Alfonse Borysewicz, BBH Literary LLC

Art and Transcendence

As religious affiliation declines, can art provide fresh ways of exploring the questions posed by theology? Might art––creation as well as reception––lead to the discovery of new spiritual information?

What do faith traditions lose when they overemphasize the written word and neglect the role of  images?

Grant Title
Art and Transcendence
Legal Organization
BBH Literary LLC
Project Dates
Start Date: 01 June 2022
End Date: 31 May 2024
Grant Amount
$234,750
Area of Focus
Art Seeking Understanding

Word v. Image

Historically, faith traditions have focused on both the written word and images as sources of knowledge and meaning. Some would claim that words have taken undue precedence as theologies have developed, while images seem to have been left behind. Has this shift in focus left us wanting?

Art and theology have more in common than is seen at first glance. As the philosopher of religion George Pattison has argued, “theology can learn from the particularity, the integrity, the will to wholeness and the pluralism of art.” Both theology and art can help us find new ways to engage with faith and discover reality, seen as well as unseen.

Alfonse Borysewicz in front of subway
quote
Sometimes our words fail us and we need another option to reveal what we revere.
Alfonse Borysewicz

Artist as Theologian

Enter Alfonse Borysewicz, a Brooklyn-based painter who bridges the gap. With degrees in both theology and art, Borysewicz has received two fellowships from the Pollock-Krasner Foundation and a Guggenheim Fellowship. Of Borysewicz, the former editor of Artforum Joseph Masheck writes: “Borysewicz has always struck me as the contemporary painter best attuned to the Byzantine, and then Orthodox, icon as a highly abstract image capable of tendering a spiritual, even devotional, stance”, and Gregory Wolfe, former editor of Image, calls Borysewicz “one of the most important religious artists since Rouault”.

With one foot planted firmly in the world of art and the other just as firmly in the world of theology, Borysewicz straddles the divide, and believes that artists and theologians should be working together.

quote
Churches are emptying out now—but art galleries are too.
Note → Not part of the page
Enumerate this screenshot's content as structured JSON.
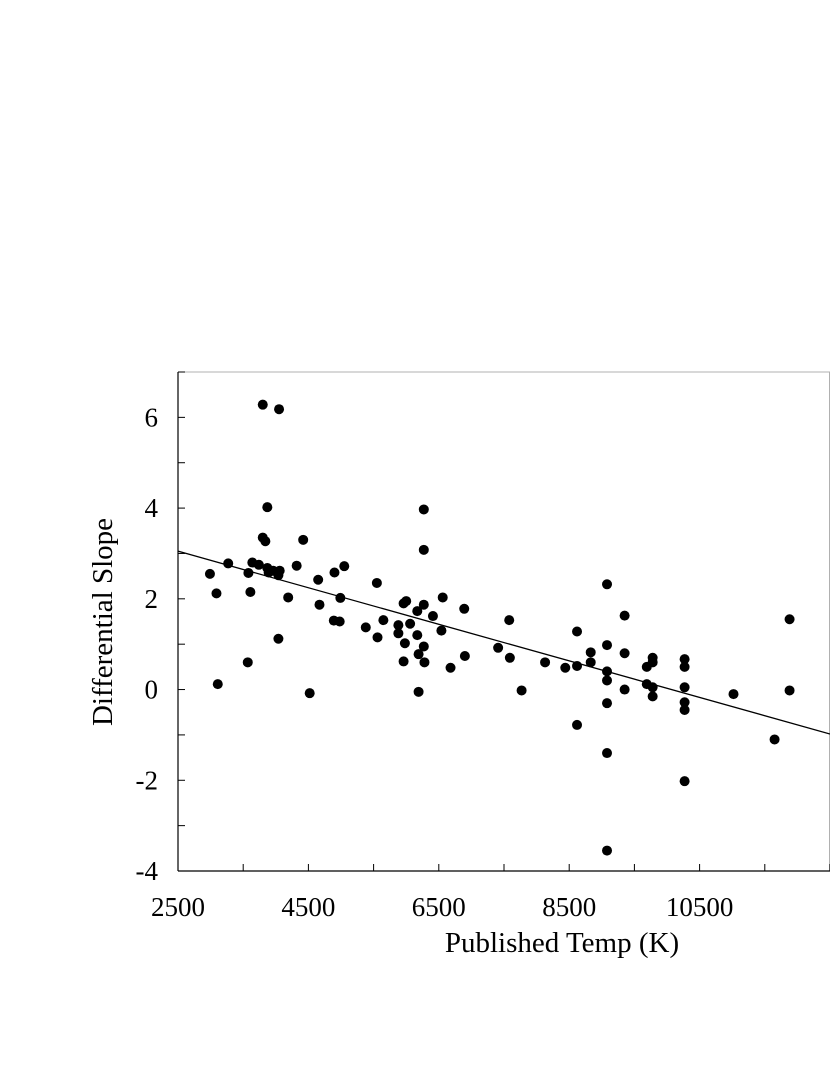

What if the church and the world of art need each other—not as foils, but as guides to a way forward?
Alfonse Borysewicz

Both theology and art have a way of humbling us. They quickly dismantle our pretensions, requiring us to set aside our assumptions and often unlearn what we thought we knew. They embrace paradox, inviting us to hold seemingly contradictory ideas together, drawing out the tension that inevitably comes from the complexity of life.

quote
There are no easy answers in good art. . .Good theology engages with the mess of the real world, just as good art does—it pays attention.
Alfonse Borysewicz

Art and theology also encourage us to participate in community Each get at the heart of individual experience, and then push us right back into inhabiting the communities in which we find ourselves.

Art Seeking Understanding…from the artist’s perspective

In an effort to gather up Borysewicz’s experience in the worlds of art and theology, TRT has funded BBH Literary––established in 2021 for the purpose of helping authors and publishers connect with each other and the wider world of readers––to assist Borysewicz as he writes a book about an artist seeking understanding. Inspired by practice-based research, he is reflecting on more than 40 years of artistic practice and experience in the New York art world.

Alfonse Borysewicz sitting in chair and smoking a pipe
quote
My mantra is, ‘Images matter’.
Alfonse Borysewicz

As Nelson Goodman put it in Ways of Worldmaking (1978), “the arts must be taken no less seriously than the sciences as modes of discovery, creation, and enlargement of knowledge in the broad sense of advancement of the understanding.” Through his reflections on art practice, Borysewicz is helping us to see how creativity and art-making can lead not only to understanding writ large, but to spiritual understanding in particular.